Will the real Steve Jobs please stand up?

Steve Jobs was always adept at making headlines—often more about his autocratic leadership style than any of the visionary products that were released during his tenure at Apple.

He’s in the news again, and this time the controversy surrounds Danny Boyle’s new film, Steve Jobs. It’s the third feature-length film about Jobs in as many years, and they all have a different take on the man. Even in death, Jobs remains a polarizing figure, with defenders who are as rabid as his detractors.

Tim Cook, who has taken the helm at Apple, has been outspoken in his rage about the film, which opens October 9.

“The Steve I knew was an amazing human being,” Tim Cook told Stephen Colbert on The Late Show. “I think that a lot of people are trying to be opportunistic, and I hate this.”

Screenwriter Aaron Sorkin argued that the Apple CEO shouldn’t pass judgment so quickly.

“Tim Cook should really see the movie before he decides what it is,” Sorkin replied, later issuing an apology.

In 2013, Ashton Kutcher portrayed him in Jobs, a film that underwhelmed audiences and critics alike. Apple co-founder Steve Wozniak weighed in on the movie, saying, “I suspect a lot of what was wrong with the film came from Ashton’s own image of Jobs.”

In interviews, Kutcher revealed how he got into character as Steve Jobs.
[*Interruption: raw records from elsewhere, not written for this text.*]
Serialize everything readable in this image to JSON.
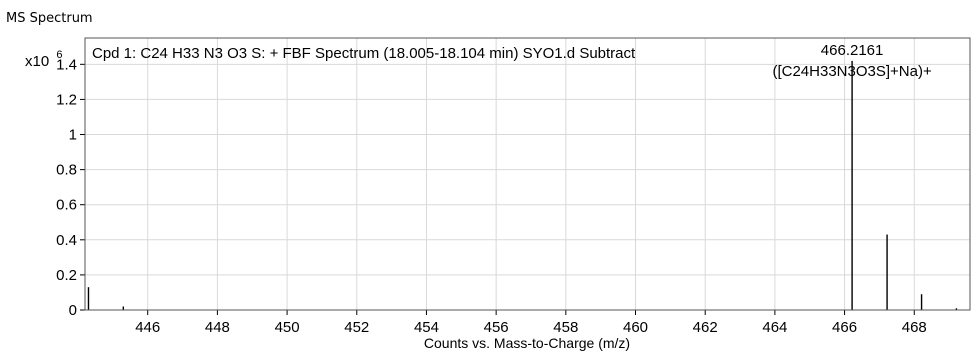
{
  "window_title": "MS Spectrum",
  "chart_data": {
    "type": "bar",
    "title": "Cpd 1: C24 H33 N3 O3 S: + FBF Spectrum (18.005-18.104 min) SYO1.d  Subtract",
    "xlabel": "Counts vs. Mass-to-Charge (m/z)",
    "ylabel": "",
    "y_multiplier_label": "x10",
    "y_multiplier_exponent": "6",
    "xlim": [
      444.2,
      469.6
    ],
    "ylim": [
      0,
      1.55
    ],
    "x_ticks": [
      446,
      448,
      450,
      452,
      454,
      456,
      458,
      460,
      462,
      464,
      466,
      468
    ],
    "x_tick_labels": [
      "446",
      "448",
      "450",
      "452",
      "454",
      "456",
      "458",
      "460",
      "462",
      "464",
      "466",
      "468"
    ],
    "y_ticks": [
      0,
      0.2,
      0.4,
      0.6,
      0.8,
      1,
      1.2,
      1.4
    ],
    "y_tick_labels": [
      "0",
      "0.2",
      "0.4",
      "0.6",
      "0.8",
      "1",
      "1.2",
      "1.4"
    ],
    "grid": true,
    "peaks": {
      "mz": [
        444.3,
        445.3,
        466.2161,
        467.22,
        468.21,
        469.21
      ],
      "intensity": [
        0.13,
        0.02,
        1.42,
        0.43,
        0.09,
        0.01
      ]
    },
    "annotations": [
      {
        "mz": 466.2161,
        "lines": [
          "466.2161",
          "([C24H33N3O3S]+Na)+"
        ]
      }
    ],
    "colors": {
      "peak": "#000000",
      "grid": "#d9d9d9",
      "frame": "#555555"
    }
  }
}
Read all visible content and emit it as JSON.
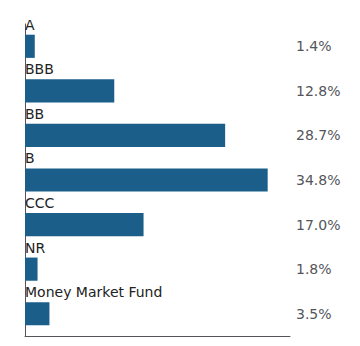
{
  "chart_data": {
    "type": "bar",
    "orientation": "horizontal",
    "categories": [
      "A",
      "BBB",
      "BB",
      "B",
      "CCC",
      "NR",
      "Money Market Fund"
    ],
    "values": [
      1.4,
      12.8,
      28.7,
      34.8,
      17.0,
      1.8,
      3.5
    ],
    "value_labels": [
      "1.4%",
      "12.8%",
      "28.7%",
      "34.8%",
      "17.0%",
      "1.8%",
      "3.5%"
    ],
    "color": "#1b5e8a",
    "xlim": [
      0,
      38
    ],
    "data_labels": true,
    "tick_labels": false,
    "grid": false
  }
}
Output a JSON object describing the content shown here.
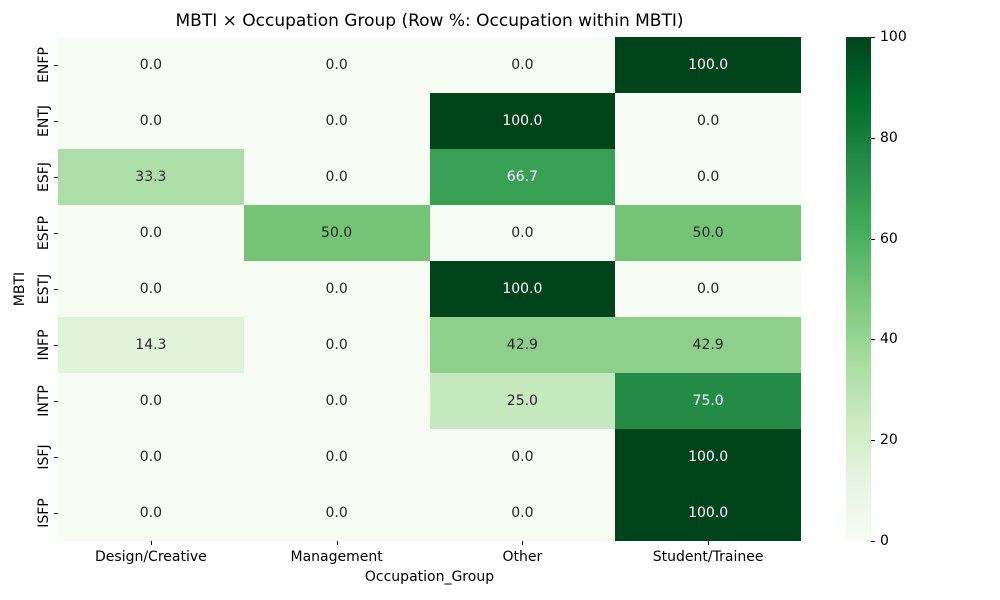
{
  "figure": {
    "background": "#ffffff"
  },
  "chart_data": {
    "type": "heatmap",
    "title": "MBTI × Occupation Group (Row %: Occupation within MBTI)",
    "xlabel": "Occupation_Group",
    "ylabel": "MBTI",
    "columns": [
      "Design/Creative",
      "Management",
      "Other",
      "Student/Trainee"
    ],
    "rows": [
      "ENFP",
      "ENTJ",
      "ESFJ",
      "ESFP",
      "ESTJ",
      "INFP",
      "INTP",
      "ISFJ",
      "ISFP"
    ],
    "values": [
      [
        0.0,
        0.0,
        0.0,
        100.0
      ],
      [
        0.0,
        0.0,
        100.0,
        0.0
      ],
      [
        33.3,
        0.0,
        66.7,
        0.0
      ],
      [
        0.0,
        50.0,
        0.0,
        50.0
      ],
      [
        0.0,
        0.0,
        100.0,
        0.0
      ],
      [
        14.3,
        0.0,
        42.9,
        42.9
      ],
      [
        0.0,
        0.0,
        25.0,
        75.0
      ],
      [
        0.0,
        0.0,
        0.0,
        100.0
      ],
      [
        0.0,
        0.0,
        0.0,
        100.0
      ]
    ],
    "vmin": 0,
    "vmax": 100,
    "grid": false,
    "legend_position": "right-colorbar",
    "colorbar": {
      "ticks": [
        0,
        20,
        40,
        60,
        80,
        100
      ]
    },
    "colormap": {
      "name": "Greens",
      "stops": [
        [
          0.0,
          "#f7fcf5"
        ],
        [
          0.125,
          "#e5f5e0"
        ],
        [
          0.25,
          "#c7e9c0"
        ],
        [
          0.375,
          "#a1d99b"
        ],
        [
          0.5,
          "#74c476"
        ],
        [
          0.625,
          "#41ab5d"
        ],
        [
          0.75,
          "#238b45"
        ],
        [
          0.875,
          "#006d2c"
        ],
        [
          1.0,
          "#00441b"
        ]
      ]
    },
    "annotation_colors": {
      "dark": "#262626",
      "light": "#ffffff"
    },
    "axis_text_color": "#000000"
  }
}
“I started consuming the things that he consumed, I started studying entrepreneurs he admired, listening to the music he listened to, eating the food he ate and walking the way he walked,” Kutcher said.

But according to Wozniak, there were key elements missing in Kutcher’s performance, especially the drive for success that powered both him and the company.

“He didn’t bring out the thinking that makes us love Steve [and] the ideas that drove Apple forward,” he said.

The film also gave Jobs a lot of the credit for ideas that experts agree came from Wozniak. It was Wozniak, not Jobs, who first envisioned how computers could change the cultural landscape.

“The lofty talk,” said Wozniak, “came much further down the line.”

Alex Gibney’s documentary Steve Jobs: The Man in the Machine turns a decidedly critical eye towards its subject. Gibney focuses on the schism between the man seen by many as a visionary with the one who was prone to tantrums and vindictiveness.

Gibney witheringly points out the irony of the “Think Different” campaign coming from a company that reportedly turned a blind eye toward appalling worker conditions in Chinese factories.

If there’s a flaw in Gibney’s approach, it’s that he goes after his subject’s defects with zeal and conviction, but outlines his enormous accomplishments and influence in a more dutiful than enthusiastic tone.

Now here comes Steve Jobs, a glossy prestige project with star power fueling its release. Sorkin’s sharp, hyper-articulate dialogue and Boyle’s kinetic energy aim to make for a fully rounded, accurate portrayal of Jobs.

This is no standard-issue biopic. Instead of telling the story of his life from his humble beginnings to his untimely death from pancreatic cancer, Sorkin dramatizes three episodes from Jobs’ life: the much-lauded release of the Macintosh in 1984, the crashing failure of the NeXT console in 1988, and his startling return with the first iMac in 1998.

Taking Sorkin’s lead, Boyle shoots the film in three different film stocks to emphasize the changing time periods. As the film moves to digital in the last act, Jobs’ delivery also gets crisper and clearer. Michael Fassbinder, as Jobs, takes him from enthusiastic beginner to the practiced master.

But did Sorkin and Boyle finally reveal the “real” man behind the myth? The new movie has already garnered criticism from both sides. One thing is clear: the question “Who was Steve Jobs?” makes for some vigorous debate.